Na passada quinta-feira foram debatidas e votadas em Parlamento Europeu (PE) as regras aplicáveis ao transporte rodoviário inseridas no “pacote da mobilidade”, que visa assegurar uma concorrência leal no sector e garantir os direitos dos distribuidores. Entre as medidas em debate esteve a obrigação do registo da passagem fronteiriça no tacógrafo dos veículos, de modo a evitar fraudes.

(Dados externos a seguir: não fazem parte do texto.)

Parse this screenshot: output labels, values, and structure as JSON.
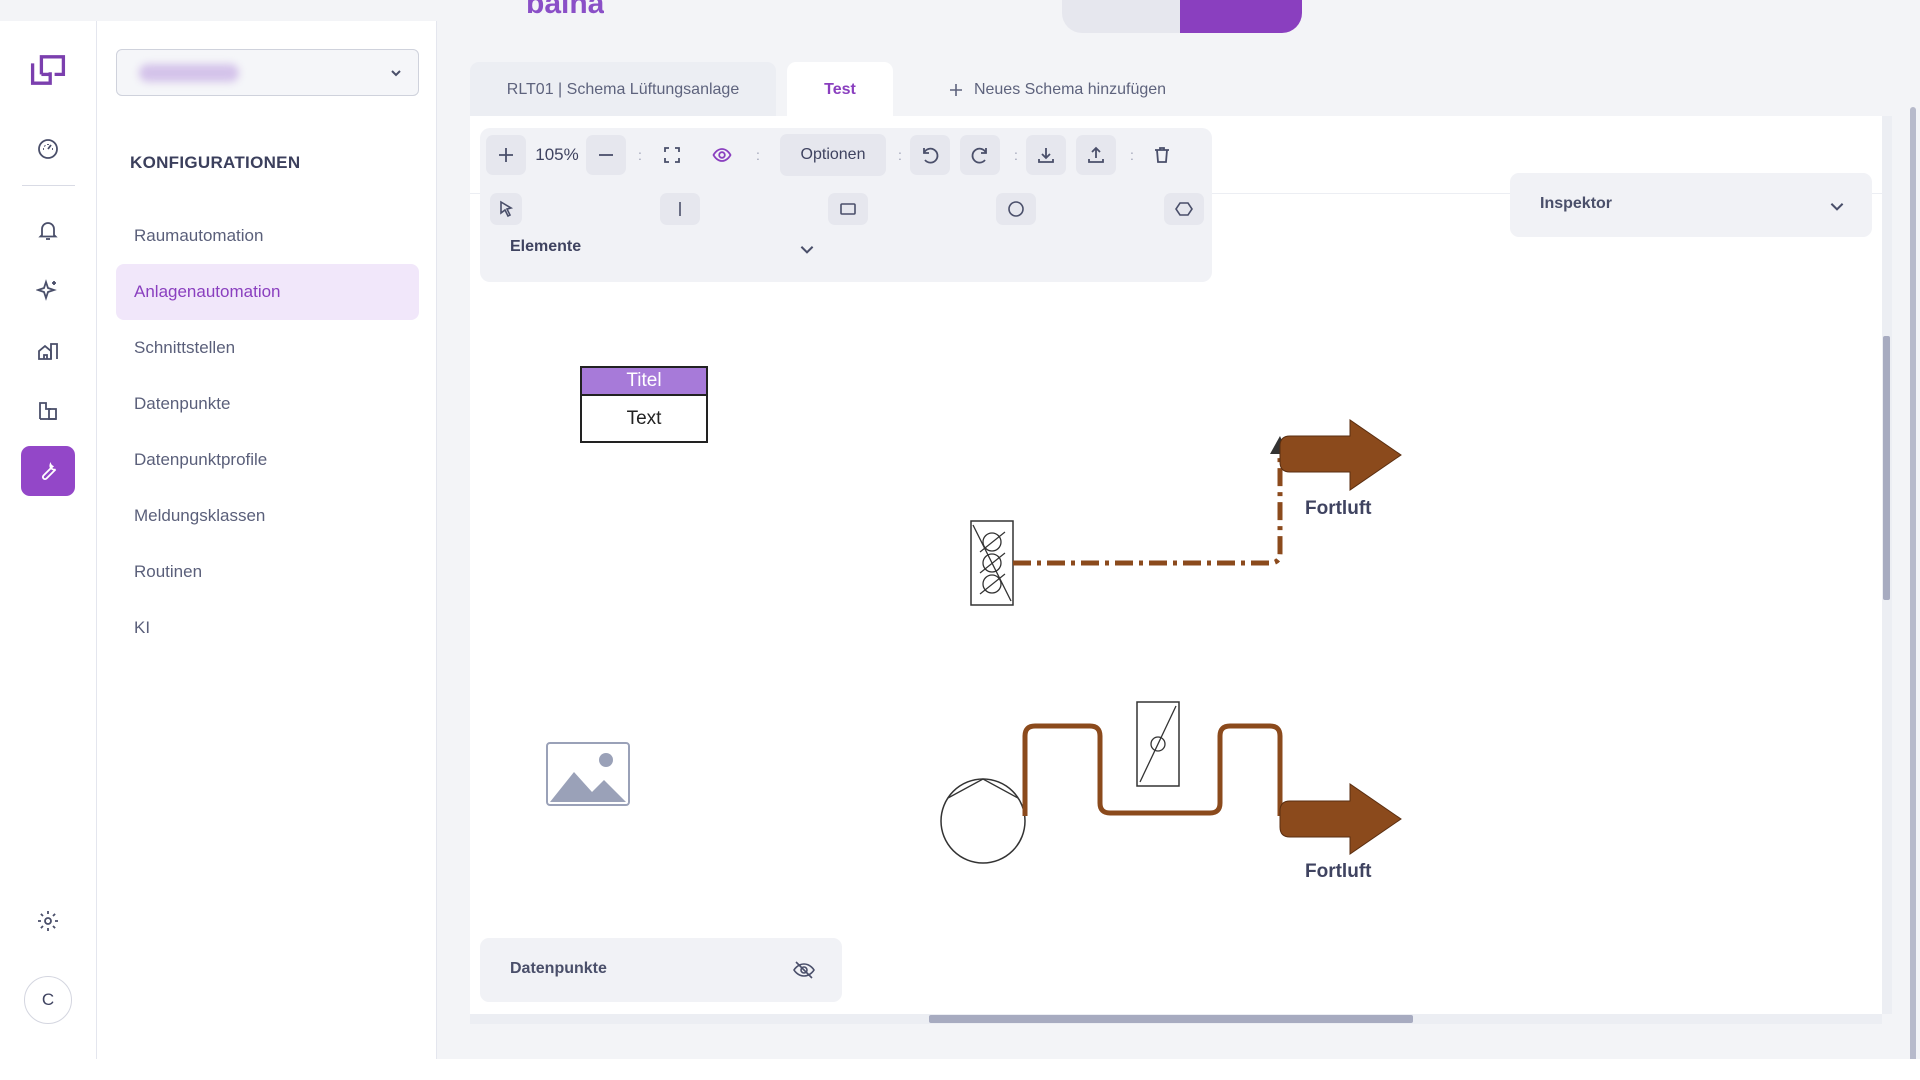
{
  "brand_fragment": "baina",
  "rail": {
    "items": [
      {
        "name": "dashboard-icon",
        "active": false
      },
      {
        "name": "bell-icon",
        "active": false
      },
      {
        "name": "sparkle-icon",
        "active": false
      },
      {
        "name": "building-icon",
        "active": false
      },
      {
        "name": "floorplan-icon",
        "active": false
      },
      {
        "name": "wrench-icon",
        "active": true
      },
      {
        "name": "gear-icon",
        "active": false
      }
    ],
    "avatar_initial": "C"
  },
  "sidebar": {
    "section_title": "KONFIGURATIONEN",
    "items": [
      {
        "label": "Raumautomation",
        "active": false
      },
      {
        "label": "Anlagenautomation",
        "active": true
      },
      {
        "label": "Schnittstellen",
        "active": false
      },
      {
        "label": "Datenpunkte",
        "active": false
      },
      {
        "label": "Datenpunktprofile",
        "active": false
      },
      {
        "label": "Meldungsklassen",
        "active": false
      },
      {
        "label": "Routinen",
        "active": false
      },
      {
        "label": "KI",
        "active": false
      }
    ]
  },
  "tabs": [
    {
      "label": "RLT01 | Schema Lüftungsanlage",
      "active": false
    },
    {
      "label": "Test",
      "active": true
    }
  ],
  "add_tab_label": "Neues Schema hinzufügen",
  "toolbar": {
    "zoom": "105%",
    "options_label": "Optionen",
    "elements_label": "Elemente"
  },
  "inspector_label": "Inspektor",
  "datapoints_label": "Datenpunkte",
  "diagram": {
    "title_box": {
      "title": "Titel",
      "text": "Text"
    },
    "labels": [
      "Fortluft",
      "Fortluft"
    ]
  },
  "colors": {
    "accent": "#8a3fbf",
    "active_bg": "#f1e7fa",
    "pipe": "#8b4a1c"
  }
}
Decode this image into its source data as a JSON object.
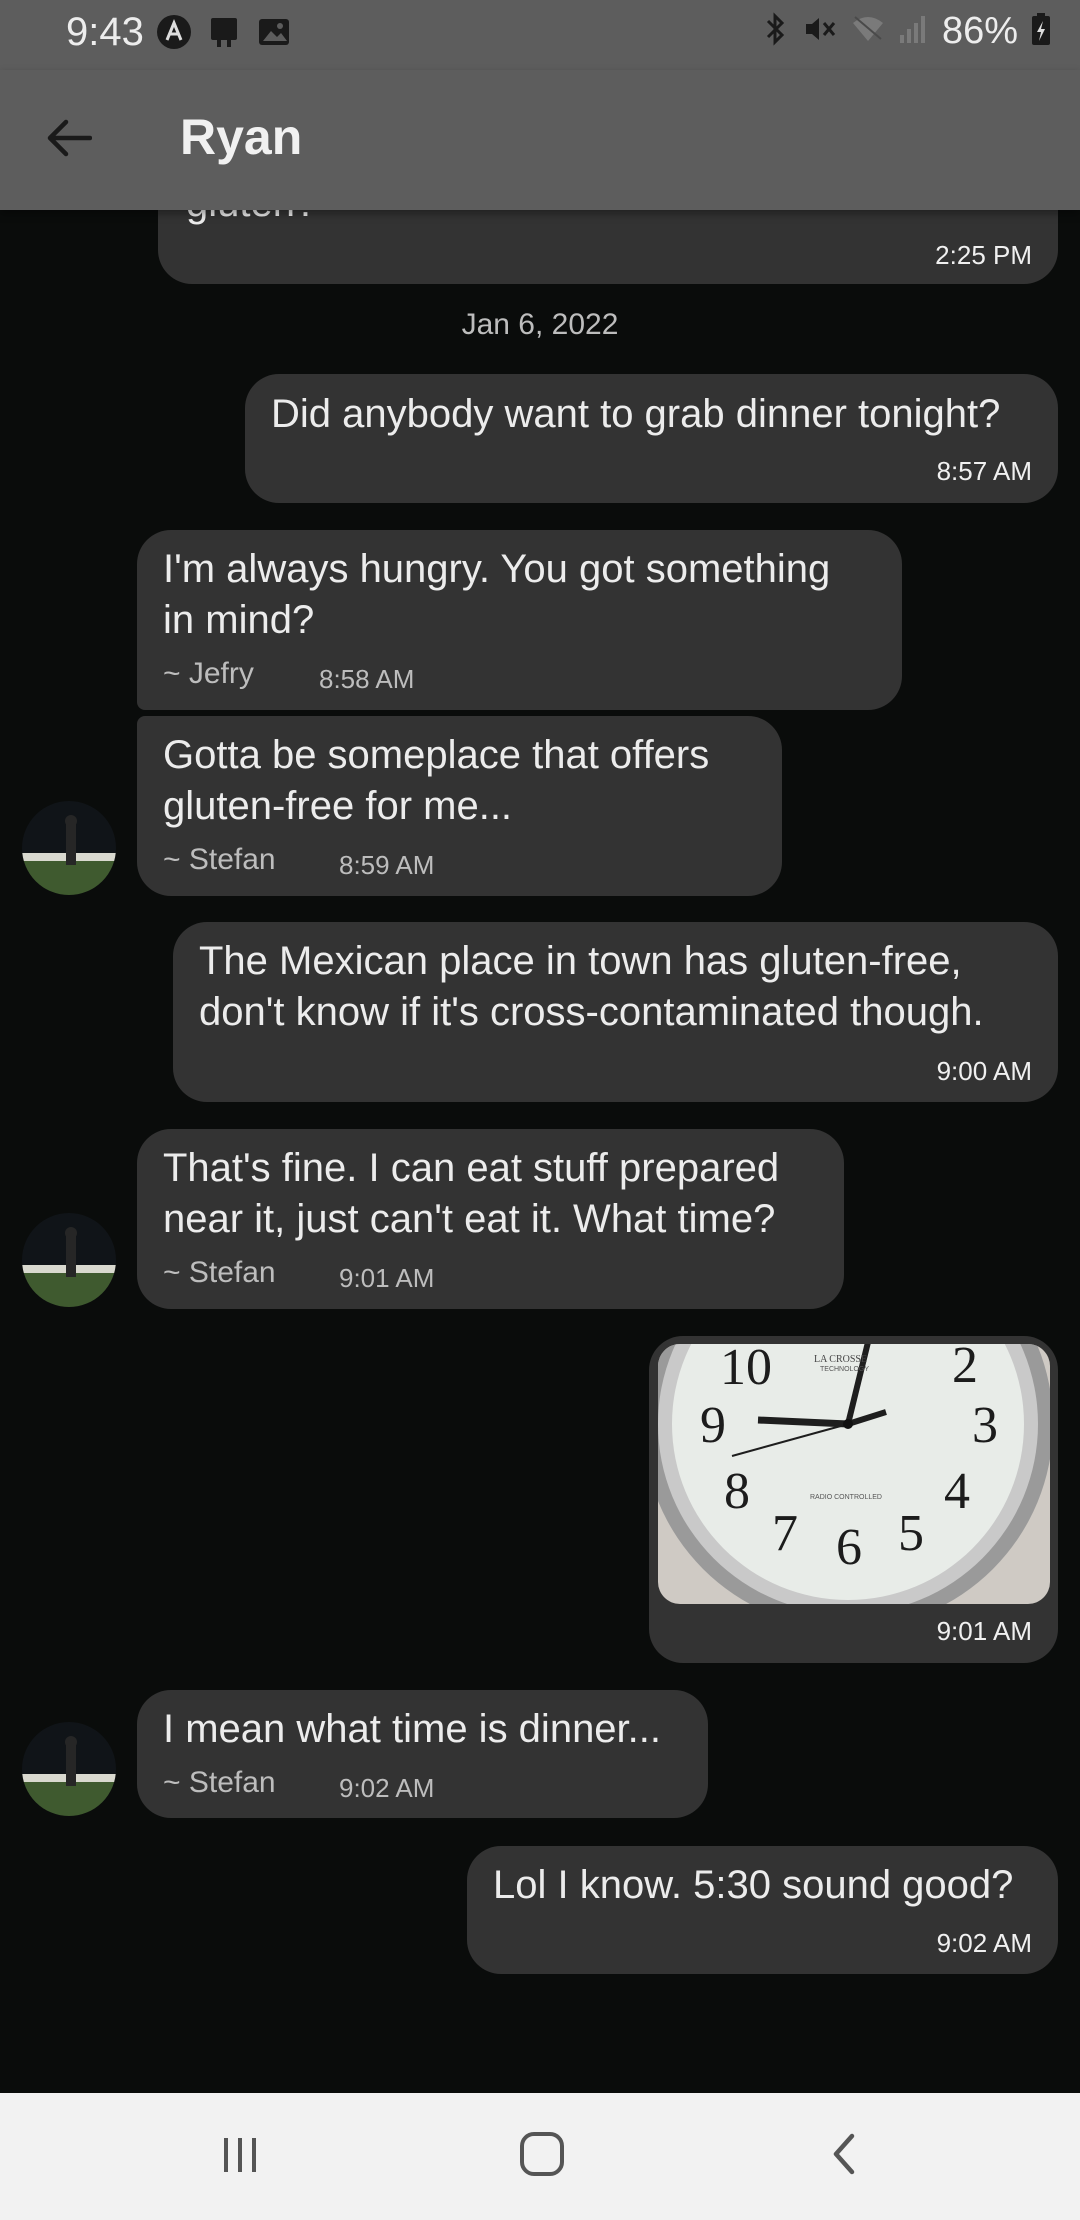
{
  "status_bar": {
    "time": "9:43",
    "battery": "86%",
    "left_icons": [
      "a-logo-icon",
      "notification-app-icon",
      "image-icon"
    ],
    "right_icons": [
      "bluetooth-icon",
      "mute-vibrate-icon",
      "wifi-off-icon",
      "signal-icon",
      "battery-charging-icon"
    ]
  },
  "header": {
    "title": "Ryan",
    "back_icon": "arrow-left-icon"
  },
  "date_separator": "Jan 6, 2022",
  "messages": [
    {
      "direction": "out",
      "time": "2:25 PM",
      "text_fragment": "gluten?"
    },
    {
      "direction": "out",
      "text": "Did anybody want to grab dinner tonight?",
      "time": "8:57 AM"
    },
    {
      "direction": "in",
      "lines": [
        "I'm always hungry. You got something",
        "in mind?"
      ],
      "sender": "~ Jefry",
      "time": "8:58 AM"
    },
    {
      "direction": "in",
      "lines": [
        "Gotta be someplace that offers",
        "gluten-free for me..."
      ],
      "sender": "~ Stefan",
      "time": "8:59 AM"
    },
    {
      "direction": "out",
      "lines": [
        "The Mexican place in town has gluten-free,",
        "don't know if it's cross-contaminated though."
      ],
      "time": "9:00 AM"
    },
    {
      "direction": "in",
      "lines": [
        "That's fine. I can eat stuff prepared",
        "near it, just can't eat it. What time?"
      ],
      "sender": "~ Stefan",
      "time": "9:01 AM"
    },
    {
      "direction": "out",
      "image": "clock-photo",
      "time": "9:01 AM"
    },
    {
      "direction": "in",
      "text": "I mean what time is dinner...",
      "sender": "~ Stefan",
      "time": "9:02 AM"
    },
    {
      "direction": "out",
      "text": "Lol I know. 5:30 sound good?",
      "time": "9:02 AM"
    }
  ],
  "clock_photo": {
    "numerals": [
      "10",
      "2",
      "9",
      "3",
      "8",
      "4",
      "7",
      "6",
      "5"
    ],
    "brand": "LA CROSSE",
    "brand_sub": "TECHNOLOGY",
    "bottom_text": "RADIO CONTROLLED"
  },
  "nav_bar": {
    "buttons": [
      "recents-icon",
      "home-icon",
      "back-icon"
    ]
  }
}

Segundo o comunicado do Parlamento Europeu, foram votadas “regras sobre as condições de trabalho dos condutores, os tempos de condução, pausas e períodos de repouso, o destacamento dos condutores e as operações de cabotagem, ou seja, o transporte de mercadorias num Estado-Membro efectuado por uma empresa de transportes estabelecida noutro Estado-Membro”.

Os textos aprovados definem a posição que o Parlamento Europeu irá levar para as negociações com os Estados-Membro.

Actualmente, a legislação europeia permite três operações de cabotagem num prazo de sete dias após um transporte internacional, e o PE pretende alterar este limite para três dias de cabotagem, seguindo-se um “cooling-off” de 60 horas com regresso da viatura ao país de estabelecimento.

Relativamente às regras de destacamento dos trabalhadores, estas serão aplicáveis à cabotagem, ficando assim excluídas as operações de trânsito, de transporte bilateral e operações bilaterais com uma carga ou descarga extra em cada direcção (ou nenhuma a caminho do país de destino e duas no caminho de regresso).

Os horários de trabalho dos condutores serão organizados com o transportador, de forma a que estes possam voltar a casa de quatro em quatro semanas, pelo menos, assegurando assim condições de trabalho adequadas para os condutores. Segundo os eurodeputados, o repouso semanal regular terá de ser passado fora da cabina, medida que já fora aprovada em Espanha em Fevereiro.